Ugandan opposition leader Dr Kizza Besigye gestures during a news conference May 7, 2011 in Nairobi . Dr Besigye said he may not contest the country’s presidency in the next elections. WILLIAM OERI

Uganda’s opposition leader Dr Kizza Besigye may not contest the country’s presidency in the next elections.
A day after he left hospital, Dr Besigye offered an olive branch to his tormentor President Yoweri Museveni, calling for a national dialogue to solve Uganda’s problems.
In an interview, he however declared that he would remain in the forefront of agitating for political change despite threats to his life and his term at the helm of the Forum for Democratic Change coming to conclusion.
“On the question of my role in politics, really I have never set out as a person to have a mission of being the leader. The mission is that of having qualitative changes in our country,” Dr Besigye told the Nation in Nairobi in the company of his wife Winnie Byanyima.
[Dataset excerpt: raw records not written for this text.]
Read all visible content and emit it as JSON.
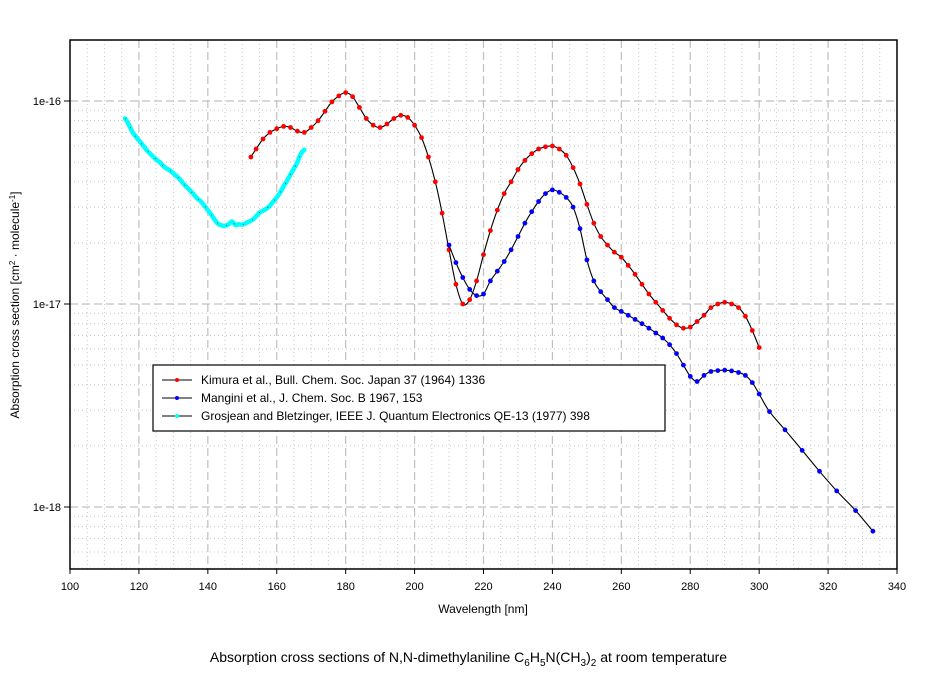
{
  "chart_data": {
    "type": "line",
    "title": "Absorption cross sections of N,N-dimethylaniline C6H5N(CH3)2 at room temperature",
    "caption_parts": {
      "pre": "Absorption cross sections of N,N-dimethylaniline C",
      "s1": "6",
      "mid1": "H",
      "s2": "5",
      "mid2": "N(CH",
      "s3": "3",
      "mid3": ")",
      "s4": "2",
      "post": " at room temperature"
    },
    "xlabel": "Wavelength [nm]",
    "ylabel": "Absorption cross section [cm² · molecule⁻¹]",
    "ylabel_parts": {
      "pre": "Absorption cross section [cm",
      "sup1": "2",
      "mid": " · molecule",
      "sup2": "-1",
      "post": "]"
    },
    "xlim": [
      100,
      340
    ],
    "ylim": [
      5e-19,
      2e-16
    ],
    "yscale": "log",
    "xticks": [
      100,
      120,
      140,
      160,
      180,
      200,
      220,
      240,
      260,
      280,
      300,
      320,
      340
    ],
    "yticks": [
      {
        "value": 1e-16,
        "label": "1e-16"
      },
      {
        "value": 1e-17,
        "label": "1e-17"
      },
      {
        "value": 1e-18,
        "label": "1e-18"
      }
    ],
    "grid": true,
    "legend_position": "lower-left inside",
    "series": [
      {
        "name": "Kimura et al., Bull. Chem. Soc. Japan 37 (1964) 1336",
        "color": "#ff0000",
        "points": [
          [
            152.5,
            5.3e-17
          ],
          [
            154,
            5.8e-17
          ],
          [
            156,
            6.5e-17
          ],
          [
            158,
            7e-17
          ],
          [
            160,
            7.3e-17
          ],
          [
            162,
            7.5e-17
          ],
          [
            164,
            7.4e-17
          ],
          [
            166,
            7.1e-17
          ],
          [
            168,
            7e-17
          ],
          [
            170,
            7.4e-17
          ],
          [
            172,
            8e-17
          ],
          [
            174,
            8.9e-17
          ],
          [
            176,
            9.9e-17
          ],
          [
            178,
            1.06e-16
          ],
          [
            180,
            1.1e-16
          ],
          [
            182,
            1.05e-16
          ],
          [
            184,
            9.3e-17
          ],
          [
            186,
            8.2e-17
          ],
          [
            188,
            7.6e-17
          ],
          [
            190,
            7.4e-17
          ],
          [
            192,
            7.7e-17
          ],
          [
            194,
            8.2e-17
          ],
          [
            196,
            8.5e-17
          ],
          [
            198,
            8.3e-17
          ],
          [
            200,
            7.6e-17
          ],
          [
            202,
            6.6e-17
          ],
          [
            204,
            5.3e-17
          ],
          [
            206,
            4e-17
          ],
          [
            208,
            2.8e-17
          ],
          [
            210,
            1.85e-17
          ],
          [
            212,
            1.25e-17
          ],
          [
            214,
            1e-17
          ],
          [
            216,
            1.05e-17
          ],
          [
            218,
            1.3e-17
          ],
          [
            220,
            1.75e-17
          ],
          [
            222,
            2.3e-17
          ],
          [
            224,
            2.9e-17
          ],
          [
            226,
            3.5e-17
          ],
          [
            228,
            4e-17
          ],
          [
            230,
            4.6e-17
          ],
          [
            232,
            5.1e-17
          ],
          [
            234,
            5.5e-17
          ],
          [
            236,
            5.8e-17
          ],
          [
            238,
            5.95e-17
          ],
          [
            240,
            6e-17
          ],
          [
            242,
            5.8e-17
          ],
          [
            244,
            5.4e-17
          ],
          [
            246,
            4.7e-17
          ],
          [
            248,
            3.9e-17
          ],
          [
            250,
            3.1e-17
          ],
          [
            252,
            2.5e-17
          ],
          [
            254,
            2.15e-17
          ],
          [
            256,
            1.95e-17
          ],
          [
            258,
            1.8e-17
          ],
          [
            260,
            1.7e-17
          ],
          [
            262,
            1.55e-17
          ],
          [
            264,
            1.4e-17
          ],
          [
            266,
            1.25e-17
          ],
          [
            268,
            1.12e-17
          ],
          [
            270,
            1.02e-17
          ],
          [
            272,
            9.3e-18
          ],
          [
            274,
            8.5e-18
          ],
          [
            276,
            7.9e-18
          ],
          [
            278,
            7.6e-18
          ],
          [
            280,
            7.7e-18
          ],
          [
            282,
            8.2e-18
          ],
          [
            284,
            8.8e-18
          ],
          [
            286,
            9.6e-18
          ],
          [
            288,
            1e-17
          ],
          [
            290,
            1.02e-17
          ],
          [
            292,
            1e-17
          ],
          [
            294,
            9.6e-18
          ],
          [
            296,
            8.7e-18
          ],
          [
            298,
            7.4e-18
          ],
          [
            300,
            6.1e-18
          ]
        ]
      },
      {
        "name": "Mangini et al., J. Chem. Soc. B 1967, 153",
        "color": "#0000ff",
        "points": [
          [
            210,
            1.95e-17
          ],
          [
            212,
            1.6e-17
          ],
          [
            214,
            1.35e-17
          ],
          [
            216,
            1.18e-17
          ],
          [
            218,
            1.1e-17
          ],
          [
            220,
            1.12e-17
          ],
          [
            222,
            1.3e-17
          ],
          [
            224,
            1.45e-17
          ],
          [
            226,
            1.62e-17
          ],
          [
            228,
            1.85e-17
          ],
          [
            230,
            2.15e-17
          ],
          [
            232,
            2.5e-17
          ],
          [
            234,
            2.85e-17
          ],
          [
            236,
            3.2e-17
          ],
          [
            238,
            3.5e-17
          ],
          [
            240,
            3.65e-17
          ],
          [
            242,
            3.55e-17
          ],
          [
            244,
            3.35e-17
          ],
          [
            246,
            3e-17
          ],
          [
            248,
            2.35e-17
          ],
          [
            250,
            1.65e-17
          ],
          [
            252,
            1.3e-17
          ],
          [
            254,
            1.15e-17
          ],
          [
            256,
            1.05e-17
          ],
          [
            258,
            9.6e-18
          ],
          [
            260,
            9.2e-18
          ],
          [
            262,
            8.8e-18
          ],
          [
            264,
            8.4e-18
          ],
          [
            266,
            8e-18
          ],
          [
            268,
            7.6e-18
          ],
          [
            270,
            7.2e-18
          ],
          [
            272,
            6.8e-18
          ],
          [
            274,
            6.3e-18
          ],
          [
            276,
            5.7e-18
          ],
          [
            278,
            5e-18
          ],
          [
            280,
            4.4e-18
          ],
          [
            282,
            4.15e-18
          ],
          [
            284,
            4.45e-18
          ],
          [
            286,
            4.65e-18
          ],
          [
            288,
            4.7e-18
          ],
          [
            290,
            4.72e-18
          ],
          [
            292,
            4.68e-18
          ],
          [
            294,
            4.6e-18
          ],
          [
            296,
            4.45e-18
          ],
          [
            298,
            4.1e-18
          ],
          [
            300,
            3.6e-18
          ],
          [
            303,
            2.95e-18
          ],
          [
            307.5,
            2.4e-18
          ],
          [
            312.5,
            1.9e-18
          ],
          [
            317.5,
            1.5e-18
          ],
          [
            322.5,
            1.2e-18
          ],
          [
            328,
            9.6e-19
          ],
          [
            333,
            7.6e-19
          ]
        ]
      },
      {
        "name": "Grosjean and Bletzinger, IEEE J. Quantum Electronics QE-13 (1977) 398",
        "color": "#00ffff",
        "points": [
          [
            116,
            8.2e-17
          ],
          [
            117,
            7.7e-17
          ],
          [
            118,
            7.1e-17
          ],
          [
            119,
            6.7e-17
          ],
          [
            120,
            6.4e-17
          ],
          [
            121,
            6.1e-17
          ],
          [
            122,
            5.8e-17
          ],
          [
            123,
            5.55e-17
          ],
          [
            124,
            5.35e-17
          ],
          [
            125,
            5.15e-17
          ],
          [
            126,
            5e-17
          ],
          [
            127,
            4.8e-17
          ],
          [
            128,
            4.65e-17
          ],
          [
            129,
            4.55e-17
          ],
          [
            130,
            4.4e-17
          ],
          [
            131,
            4.25e-17
          ],
          [
            132,
            4.1e-17
          ],
          [
            133,
            3.9e-17
          ],
          [
            134,
            3.75e-17
          ],
          [
            135,
            3.6e-17
          ],
          [
            136,
            3.45e-17
          ],
          [
            137,
            3.3e-17
          ],
          [
            138,
            3.2e-17
          ],
          [
            139,
            3.05e-17
          ],
          [
            140,
            2.9e-17
          ],
          [
            141,
            2.75e-17
          ],
          [
            142,
            2.6e-17
          ],
          [
            143,
            2.48e-17
          ],
          [
            144,
            2.44e-17
          ],
          [
            145,
            2.43e-17
          ],
          [
            146,
            2.47e-17
          ],
          [
            147,
            2.55e-17
          ],
          [
            148,
            2.45e-17
          ],
          [
            149,
            2.47e-17
          ],
          [
            150,
            2.46e-17
          ],
          [
            151,
            2.5e-17
          ],
          [
            152,
            2.55e-17
          ],
          [
            153,
            2.6e-17
          ],
          [
            154,
            2.7e-17
          ],
          [
            155,
            2.82e-17
          ],
          [
            156,
            2.88e-17
          ],
          [
            157,
            2.95e-17
          ],
          [
            158,
            3.05e-17
          ],
          [
            159,
            3.2e-17
          ],
          [
            160,
            3.35e-17
          ],
          [
            161,
            3.55e-17
          ],
          [
            162,
            3.8e-17
          ],
          [
            163,
            4.05e-17
          ],
          [
            164,
            4.35e-17
          ],
          [
            165,
            4.65e-17
          ],
          [
            166,
            5e-17
          ],
          [
            167,
            5.5e-17
          ],
          [
            168,
            5.75e-17
          ]
        ]
      }
    ]
  },
  "legend": {
    "items": [
      {
        "label": "Kimura et al., Bull. Chem. Soc. Japan 37 (1964) 1336",
        "color": "#ff0000"
      },
      {
        "label": "Mangini et al., J. Chem. Soc. B 1967, 153",
        "color": "#0000ff"
      },
      {
        "label": "Grosjean and Bletzinger, IEEE J. Quantum Electronics QE-13 (1977) 398",
        "color": "#00ffff"
      }
    ]
  }
}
“I have offered myself for leadership in that process as and when it was needed.”
The Forum for Democratic Change Party which he leads limits the tenure to two five-year terms, which Dr Besigye has already served.
“I can no longer aspire, or offer myself to be a leader of the Forum for Democratic Change. But that does not take away my role in continuing to work for change in our country even if am not in the leadership of the party,” he said.
Dr Besigye, who has been undergoing treatment in Nairobi Hospital was discharged on Friday. He has been receiving treatment after suffering injuries during demonstrations over food protests in Kampala. 
Television footage had shown plainclothes officers breaking the windows of the opposition leader’s vehicle with a hammer before spraying him from hand-held cans as he waved to supporters.
However, when he spoke in Nairobi a week ago, President Yoweri Museveni told the press and civil society activists that the police used the paper spray as a reaction to Dr Besigye’s provocation.
"I think the lenses of CNN don't see very well because they did not capture this opposition leader attacking the policemen. I'm told that women use pepper spray to defend themselves against rapists but I had never heard of it before," he said.
"But it was that leader who started the attack," insisted the Ugandan president.
But the Ugandan opposition leader laughed off President Museveni’s assertions terming them as lies. He said the attack was premeditated and carried out by people managed by the police.
“I am sure that whoever has listened to government has treated the information with the contempt it really deserves. I could not have set off from home with a hammer similar to the one of the police."
He insisted the attack was carried out by then police under orders of the President.
“It shows the very ill intentions behind the actions for them to even try to manipulate what happened on that fateful day.”